参见：http://www.6quant.com/?p=1605

算法

图论可用于这些具体的问题

real-time fraud detection
real-time recommendations
streamline regulatory compliance
management and monitoring of complex networks
identity and access management
social applications/features
…

这些问题可以总结为3类问题：

pathfinding: identify the optimal path, evaluate route availability and quality. This can be used to identify the quickest route or traffic routing for example.
centrality: determine the importance of the nodes in the network. This can be used to identify influencers in social media for example or identify potential attack targets in a network.
community detection: evaluate how a group is clustered or partitioned. This can be used to segment customers and detect fraud for example.

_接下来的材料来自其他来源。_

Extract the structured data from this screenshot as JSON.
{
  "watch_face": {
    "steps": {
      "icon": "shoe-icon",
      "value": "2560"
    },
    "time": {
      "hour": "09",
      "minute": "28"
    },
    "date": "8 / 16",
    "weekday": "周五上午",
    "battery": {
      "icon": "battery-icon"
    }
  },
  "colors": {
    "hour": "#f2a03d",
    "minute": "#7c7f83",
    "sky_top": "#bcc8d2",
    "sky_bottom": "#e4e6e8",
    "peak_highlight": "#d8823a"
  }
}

NetworkX 提供了常用的图论经典算法，例如DFS、BFS、最短路、最小生成树、最大流等等，非常丰富

https://networkx.github.io/documentation/stable/reference/algorithms/index.html

Pathfinding

大体分为两类：

Breadth-First Search (BFS)
Depth-First Search (DFS)

具体算法有这些

Shortest Path

nx.shortest_path(G_karate) # 返回所有节点对之间的最短路径

Single Source Shortest Path (SSSP)computes the shortest path from a given node to all other nodes in the graph. It is often used for routing protocol for IP networks for example.
All Pairs Shortest Path (APSP) algorithm computes the shortest path length between all pairs of nodes. It is quicker than SSSP.This algorithm can typically be used to determine traffic load expected on different segments of a transportation grid.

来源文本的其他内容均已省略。